James a une grande qualité, parmi d’autres : un esprit totalement ouvert. Je ne le dirais pas « décomplexé », comme le décrivent, un peu vulgairement, Les Inrocks, mais ouvert, oui. S’il décide d’apprendre et de pratiquer la cuisine chinoise, c’est sans la moindre arrière-pensée, ostentation ou sentiment de trahir un camp (la cuisine occidentale contemporaine, système encore trop fermé), sans goût pour l’exotisme non plus. Tout cela est du plus grand naturel. Il apprend la cuisine, c’est tout. Et partout où il va, il observe, il goûte, il enrichit son savoir. J’aime James parce que toutes les cuisines, pour lui, sont intéressantes. Pour moi aussi.
Mais c’est quoi, au fait, ces assiettes chinoises ? Les photos sont taguées au restaurant Kim Yang, un chinois du Xe arrondissement. La marque Brooklyn Brewery France est mentionnée, mais elle n’est pas en tag et échappe à mon attention. Je comprends que James, en compagnie de deux amis chefs travaillant à Hong Kong, cuisine trois dîners dans ce restaurant. C’est tout : quelques mots échangés avec lui en message privé ne m’en apprennent guère plus. « Viens nous voir ! Nous ne prenons pas de réservations. Oui, 19 h 30, c’est bon ! »

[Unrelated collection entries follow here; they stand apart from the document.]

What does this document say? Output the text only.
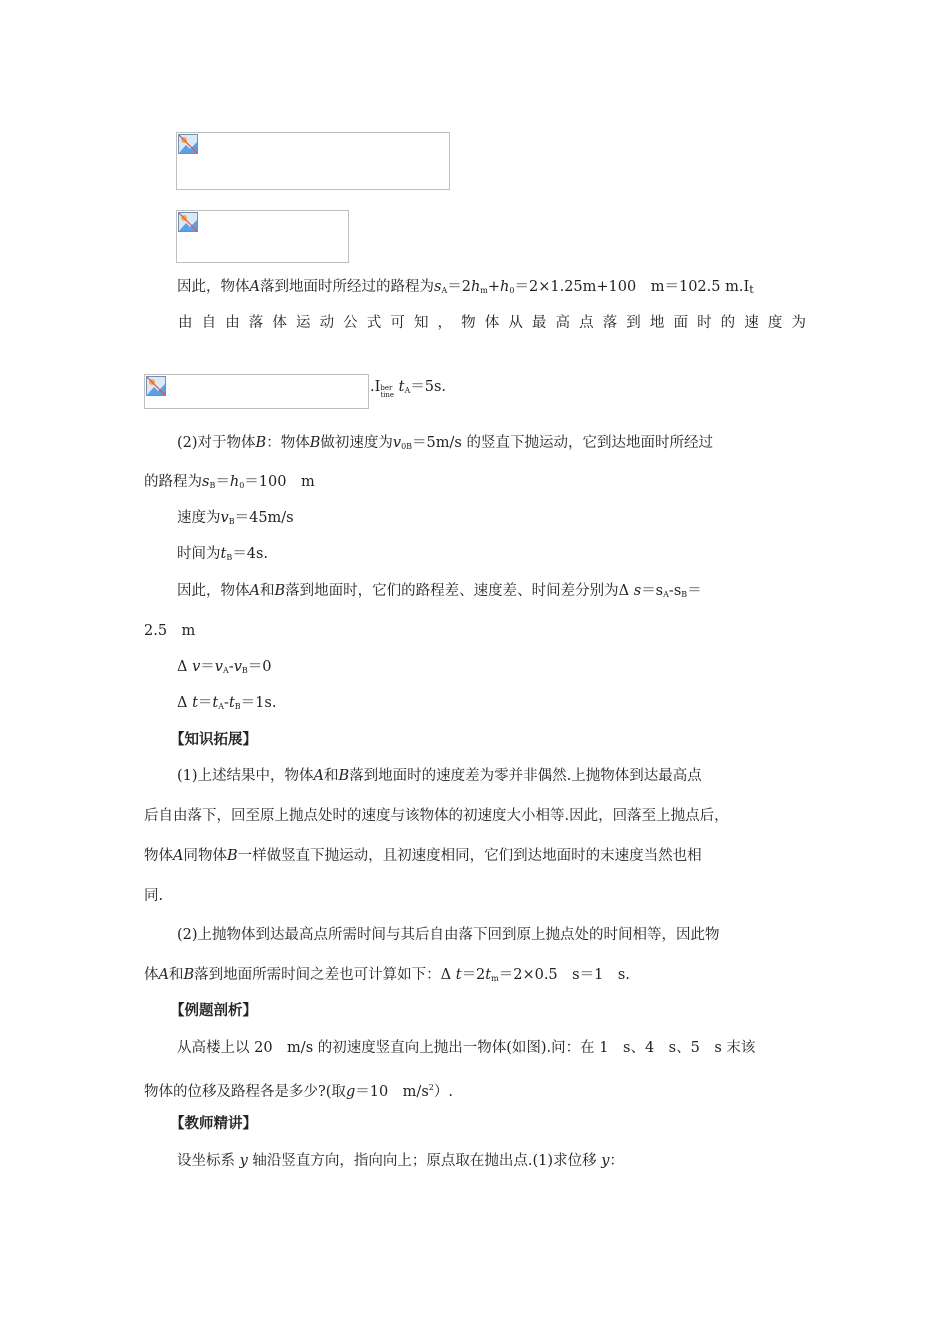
因此，物体A落到地面时所经过的路程为$s_A=2h_m+h_0=2\times 1.25m+100$　m＝102.5 m.It
由 自 由 落 体 运 动 公 式 可 知 ， 物 体 从 最 高 点 落 到 地 面 时 的 速 度 为
.I ber
tine $t_A=5s$.
(2)对于物体B：物体B做初速度为$v_{0B}=5m/s$ 的竖直下抛运动，它到达地面时所经过
的路程为$s_B=h_0=100$　m
速度为$v_B=45m/s$
时间为$t_B=4s$.
因此，物体A和B落到地面时，它们的路程差、速度差、时间差分别为Δ $s=s_A-s_B=$
2.5　m
Δ $v=v_A-v_B=0$
Δ $t=t_A-t_B=1s$.
【知识拓展】
(1)上述结果中，物体A和B落到地面时的速度差为零并非偶然.上抛物体到达最高点
后自由落下，回至原上抛点处时的速度与该物体的初速度大小相等.因此，回落至上抛点后，
物体A同物体B一样做竖直下抛运动，且初速度相同，它们到达地面时的末速度当然也相
同.
(2)上抛物体到达最高点所需时间与其后自由落下回到原上抛点处的时间相等，因此物
体A和B落到地面所需时间之差也可计算如下：Δ $t=2t_m=2\times 0.5$　s＝1　s.
【例题剖析】
从高楼上以 20　m/s 的初速度竖直向上抛出一物体(如图).问：在 1　s、4　s、5　s 末该
物体的位移及路程各是多少?(取g＝10　$m/s^2$）.
【教师精讲】
设坐标系 y 轴沿竖直方向，指向向上；原点取在抛出点.(1)求位移 y：
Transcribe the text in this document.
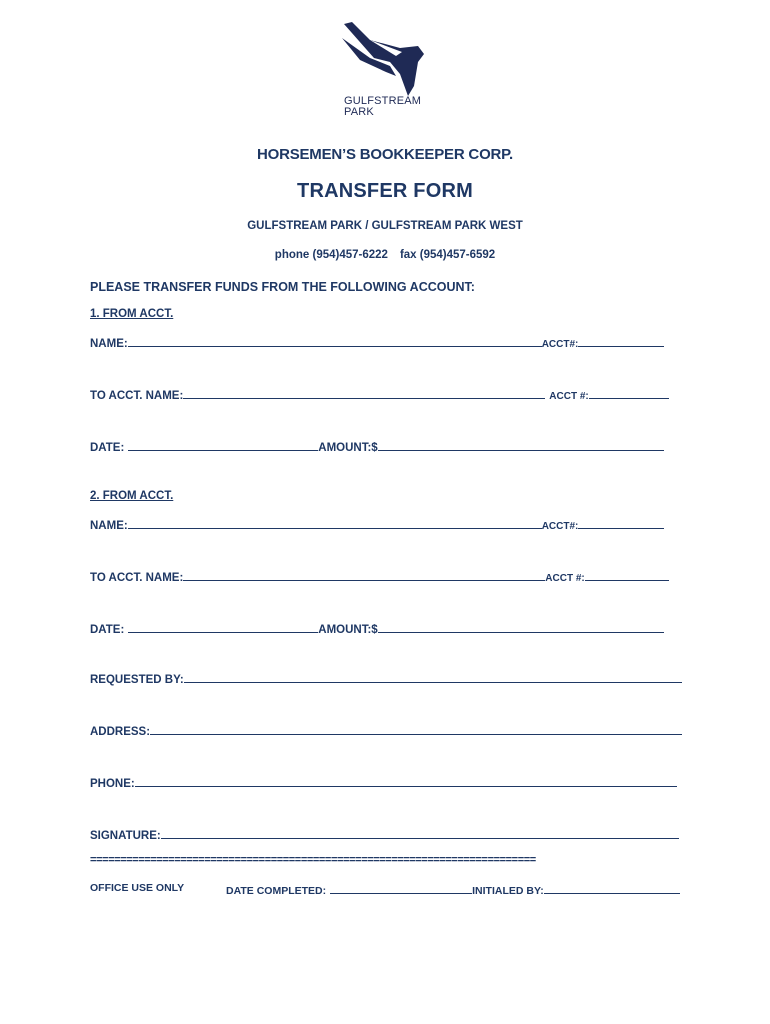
GULFSTREAM
PARK
HORSEMEN’S BOOKKEEPER CORP.
TRANSFER FORM
GULFSTREAM PARK / GULFSTREAM PARK WEST
phone (954)457-6222 fax (954)457-6592
PLEASE TRANSFER FUNDS FROM THE FOLLOWING ACCOUNT:
1. FROM ACCT.
NAME:	ACCT#:
TO ACCT. NAME:	ACCT #:
DATE:	AMOUNT:$
2. FROM ACCT.
NAME:	ACCT#:
TO ACCT. NAME:	ACCT #:
DATE:	AMOUNT:$
REQUESTED BY:
ADDRESS:
PHONE:
SIGNATURE:
==========================================================================
OFFICE USE ONLY	DATE COMPLETED:	INITIALED BY:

À partir de mon arrivée, je déchifferai la situation bribe par bribe. D’abord, je trouve une file d’attente sur le trottoir de la rue Louis-Blanc. La salle du restaurant est grande, mais on n’entrera pas avant 19 h 30. J’attends un copain. James sort du restaurant et nous causons brièvement, mais je n’ai toujours pas vraiment compris ce qui se passe.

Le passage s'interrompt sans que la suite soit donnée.